I would
like to let you all know that I will be taking a two week recess and will be
back with the blogs on November 7th. Thank you all.
Friday, October 21, 2016
Is the Dollar ready for a correction?
The Dollar
index has been rallying for the last three weeks as shown on the weekly chart.
The Dollar has been supported by the probability of seeing an interest rate
hike by December. The strong rally on the Dollar has taken it to over-bought
territory and it is possible to see a bearish bounce from the current level.
The 95.59 zone has acted as resistance in the past and it could act once again
as resistance. But a breakout above the 98.59 level could take the index to the
99.88 level or the high above the 100.62 level. To the downside, the first
support of the index is the 98.00 level, from there the next support is the 55
day exponential moving average, around the 95.85 level. The last supports
levels are the 94.00, the 93.00 and the 91.88 level.
Thursday, October 20, 2016
The Dollar index stays bullish
On the
daily chart of the Dollar index we can see that the instrument had a good rally
from the 95.70 zone to the 98.00 zone. During the past few days, the index was
consolidating around the 98.00 zone, but today it breaks to the upside and it
could continue going higher, especially when we see a “golden cross” on the
moving averages. The golden cross is when the 55 day exponential moving
average, purple line, crosses above the 200 day exponential moving average,
blue line. The golden cross has bullish implications; therefore, the index may
try to reach the 98.59 level, which could act as resistance. The index is
clearly over-extended to the upside and it could try to retrace to the
downside. If the index retraces to the downside, then its next support could be
the 97.00 level.
Wednesday, October 19, 2016
Possible “hammer” on the USD/CAD
The “hammer”
formation is a bullish reversal pattern where the candle has a long lower
shadow with a small real body on the upper zone of the candle. The long lower
shadow is the key on this pattern, because it tells us that at some point the
sellers where having control of the instrument and brought the price down.

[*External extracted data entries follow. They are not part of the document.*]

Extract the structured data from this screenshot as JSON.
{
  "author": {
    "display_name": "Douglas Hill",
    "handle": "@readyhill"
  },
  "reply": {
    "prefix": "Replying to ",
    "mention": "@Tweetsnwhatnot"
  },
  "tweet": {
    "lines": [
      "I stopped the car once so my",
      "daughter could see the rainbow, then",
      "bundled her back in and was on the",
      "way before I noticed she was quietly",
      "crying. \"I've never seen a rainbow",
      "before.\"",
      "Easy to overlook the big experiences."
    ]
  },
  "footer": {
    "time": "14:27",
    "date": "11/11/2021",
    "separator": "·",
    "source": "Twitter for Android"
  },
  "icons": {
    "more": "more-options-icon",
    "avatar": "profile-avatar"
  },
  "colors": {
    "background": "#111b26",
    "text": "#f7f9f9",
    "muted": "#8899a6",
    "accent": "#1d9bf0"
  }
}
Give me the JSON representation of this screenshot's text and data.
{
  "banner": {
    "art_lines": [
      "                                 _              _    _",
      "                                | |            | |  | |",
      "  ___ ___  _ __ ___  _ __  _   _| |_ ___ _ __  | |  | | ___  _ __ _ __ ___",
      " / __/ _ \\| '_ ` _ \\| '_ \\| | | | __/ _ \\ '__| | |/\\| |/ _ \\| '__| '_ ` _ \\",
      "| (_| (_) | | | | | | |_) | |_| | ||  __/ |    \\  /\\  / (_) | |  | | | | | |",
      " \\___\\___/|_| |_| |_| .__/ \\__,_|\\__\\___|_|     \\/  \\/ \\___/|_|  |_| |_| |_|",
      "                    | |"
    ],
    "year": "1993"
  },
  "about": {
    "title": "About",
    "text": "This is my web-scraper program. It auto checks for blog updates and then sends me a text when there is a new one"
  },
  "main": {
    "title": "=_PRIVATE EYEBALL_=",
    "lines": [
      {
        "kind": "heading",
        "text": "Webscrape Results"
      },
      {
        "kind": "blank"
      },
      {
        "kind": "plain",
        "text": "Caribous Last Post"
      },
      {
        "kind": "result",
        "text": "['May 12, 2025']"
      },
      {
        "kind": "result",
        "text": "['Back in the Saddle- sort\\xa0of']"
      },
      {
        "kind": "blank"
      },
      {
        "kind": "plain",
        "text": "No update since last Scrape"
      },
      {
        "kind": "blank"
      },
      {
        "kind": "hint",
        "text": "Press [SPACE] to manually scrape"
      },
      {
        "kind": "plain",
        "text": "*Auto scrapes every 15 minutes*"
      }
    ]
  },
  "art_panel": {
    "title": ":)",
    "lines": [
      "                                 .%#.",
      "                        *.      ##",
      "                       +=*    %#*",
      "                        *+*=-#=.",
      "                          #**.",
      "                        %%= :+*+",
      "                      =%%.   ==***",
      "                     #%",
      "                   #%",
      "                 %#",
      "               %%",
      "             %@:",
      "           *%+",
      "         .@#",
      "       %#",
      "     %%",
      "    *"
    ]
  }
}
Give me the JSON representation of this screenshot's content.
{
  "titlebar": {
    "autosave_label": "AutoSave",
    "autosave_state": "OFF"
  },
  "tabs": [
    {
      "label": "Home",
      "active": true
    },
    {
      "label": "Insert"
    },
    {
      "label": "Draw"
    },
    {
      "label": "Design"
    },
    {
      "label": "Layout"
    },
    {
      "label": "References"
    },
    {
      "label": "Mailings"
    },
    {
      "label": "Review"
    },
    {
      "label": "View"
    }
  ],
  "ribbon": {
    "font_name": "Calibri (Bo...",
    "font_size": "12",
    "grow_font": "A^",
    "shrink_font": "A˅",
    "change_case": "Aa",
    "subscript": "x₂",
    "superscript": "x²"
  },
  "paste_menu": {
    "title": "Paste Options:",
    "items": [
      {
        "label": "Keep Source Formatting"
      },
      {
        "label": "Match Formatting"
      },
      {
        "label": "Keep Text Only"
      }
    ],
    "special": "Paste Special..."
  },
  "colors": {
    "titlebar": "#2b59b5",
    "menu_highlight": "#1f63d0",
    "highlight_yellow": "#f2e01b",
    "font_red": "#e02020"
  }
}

However, the buyers took control of the instrument and brought the price back
up, leaving behind the long lower shadow. On the daily chart of the USD/CAD we
can see that Wednesday’s candle has the hammer formation. If this Thursday’s
candle closes with a bullish candle, then the hammer formation will be
confirmed and the price may change in the direction to the upside. If the price
continues going higher, then the next resistance could be the 1.3200 level,
followed by the 1.3300 level. To the downside, below the 200 day EMA, blue
line, its next supports could be the 1.3047 level or the 1.3000 level.
Tuesday, October 18, 2016
Well defined range on gold
Gold has
formed a very good horizontal channel as shown on the daily chart, with the
1250.00 level as support and the 1269 level as resistance. Range trading could
be tricky since the price could break out in any direction in any moment. That
is why the most conservative option is to wait for the breakout and then the
pullback to enter in the direction of the original breakout. Below the 1250
level, its next support is still the 1200.00 level. Above the 1269 level where
we can see the 200 day exponential moving average, its next resistance could be
the 1300.00 level, especially when the 55 day EMA is right at that level now.
The retracement on the Dollar has a lot to do with the rally on gold, but we need
a really good reason for the precious metal to break above the 1269 level.
Monday, October 17, 2016
The USD/CAD visits the 1.3100 level
On
the daily chart of the USD/CAD we can see that the pair has dropped once again
to the 1.3100 zone. Just below the 1.3100 level we can also see the 200 day
exponential moving average, blue line, which may contribute another support on
that zone. The pair may try to bounce to the upside and if so, then the 1.3200
level may act as its next resistance. But a breakdown of the 200 EMA may
accelerate the bearish momentum and the price may even visit the 1.3000 level.
All depends if oil keeps rallying, which at the moment is just consolidating
between the 50 and 51.60 levels.
Friday, October 14, 2016
Possible pullback on the Kiwi
The New Zealand
Dollar versus the US Dollar is trying to bounce to the upside from the 200 day
exponential moving average as shown on the daily chart. The 200 EMA usually
acts as a support or resistance zone, therefore we could see a bullish pullback
on the pair, especially when the instrument is clearly over-extended to the
downside. In case the price breaks to the downside, its next support could be
the 0.7000 level. To the upside, we can see that there are no clear
resistances, but any of the highs of the candles could act as resistance.
Although, the most important resistance could be the 200 week exponential
moving average, around the 0.7382 level.